A new book and a fantastic publicist have now given me entrée to a world craving media punditry; my responsibility and duty is in the thoughtful dissemination of learned answers on religion, particularly the Catholic faith, and life — and hopefully sell a few books in the process, too. A great joy of this new distinction is sharing what I consider the “bread and butter” of the Catholic Church — love, hope, faith, graces, the sacraments, the Eucharist, and everything that happens in between.
However, what are my “talking head” qualifications? Well, I have 20 consecutive years of Catholic schooling. It probably doesn’t hurt that my aunt is a nun and my godfather is a parish priest. I absolutely love the Virgin Mary more than mushroom pizza and yes, I still go to church each week and absolutely enjoy doing so regardless of the music and quality of the sermon. I’ve made all my sacraments, still have a healthy fear of nuns, and retain an acutely refined nose for the smell of church incense.
Yet, all of these years of formal and informal training cannot even begin to prepare one for the ephemeral 5-, 10-, 20- or 60-minute appointment as “religious spokesperson” in the secular media. What is it that people want to discuss on the radio? What are the pressing questions that one wants to ask a pundit in training?
Most recently, on CBS radio, a caller wanted to know whether I thought Jesus was a vegetarian and wondered whether I discussed this question in my book. I have been asked to verify certain factual accuracies of The Da Vinci Code and questioned on just how much the Catholic Church owns in real estate across Eastern Europe. I’ve been asked to explain the “cannibalistic similarities” when consuming actual body and blood and to sum up the Trinity in a simple tweet. It is in many of these cases where my religious punditry progress pauses, and when I do my best at satisfying the definition of “appearing to be learned.” It’s hard to talk about religion, let alone explain the myriad nuances of a 2,000-year-old organization in 20-second sound bites. Even in this piece, here at word 590, I have yet to even scratch the surface of why I am Catholic. I’ve distracted you with stories that might be more interesting yet are far less substantive than what I am about to write.
A buried thesis
There is nothing sexy or groundbreaking in expressing that I am Catholic simply because I love God and want to help people. That I love an organization which, although not perfect, was established to be a force of good in the world and continues to be. That it brings me joy to hold my father’s hand during the “Our Father” in church and to share in mass-produced, post-Mass pasta dinners cooked by old Italian ladies after a 4 p.m. Saturday vigil. That in the quiet solitude or an early morning swim, I have an opportunity to send out some prayers for the day and thank God for it all.

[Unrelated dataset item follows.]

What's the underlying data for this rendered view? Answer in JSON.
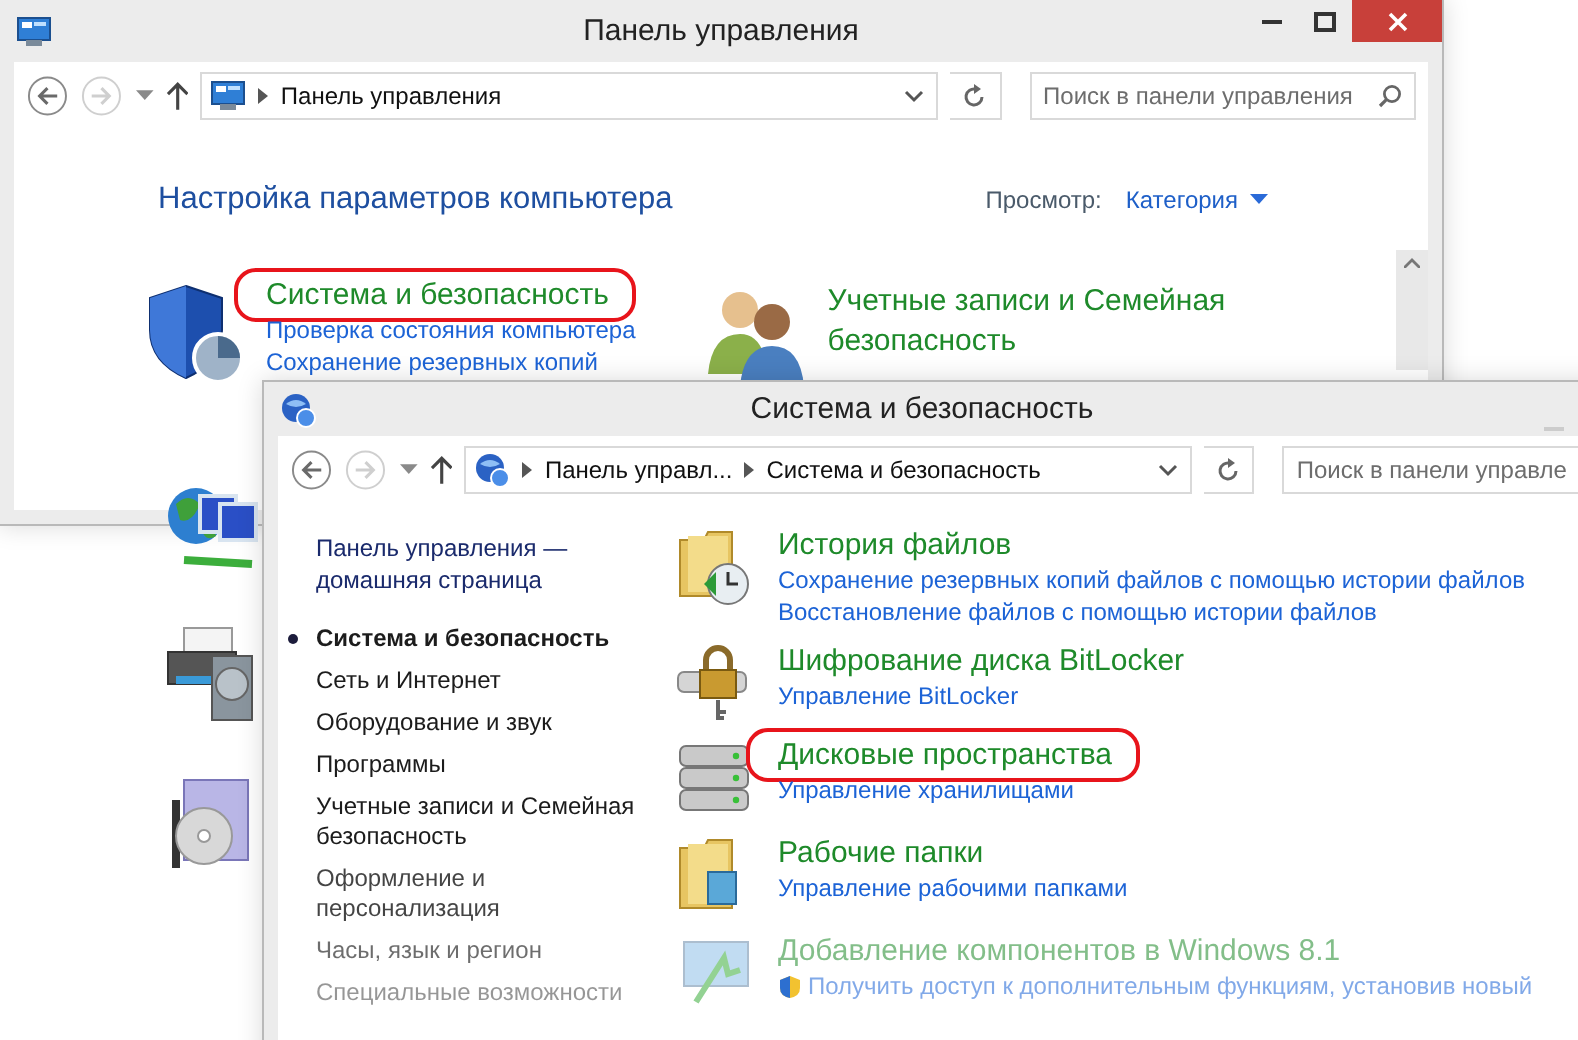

I find that it is the simple joys and graces of Catholicism that get lost in the detritus of the media landscape. From sex abuse scandals and schisms to devious Vatican butlers, it is not hard to be distracted from the core ideals, ideas and action permanently fierce in global Catholic imagination. Religion has become politicized and is used as a weapon — it is misinterpreted, under-interpreted, over-exaggerated and minimized. Yet perhaps for me, it simply simmers somewhere between knowing and searching, finding and still seeking. It is a dance of confusion and rigidity that somehow seems graceful when done correctly. In so many ways, faith is metaphor — not a metaphor — but the device which we use to understand and explore.
My hope today as you read this is to distract you from distractions; to be a pundit for the beauty in the ordinary and to feed you both the “bread and butter” and “meat and potatoes” of the Catholic Church. From the secular to the spiritual, there is a humankind hunger in this world for meaning, and I have found Catholicism to be my consistent sustenance — perhaps in the same way vegetables were important to vegetarian Jesus.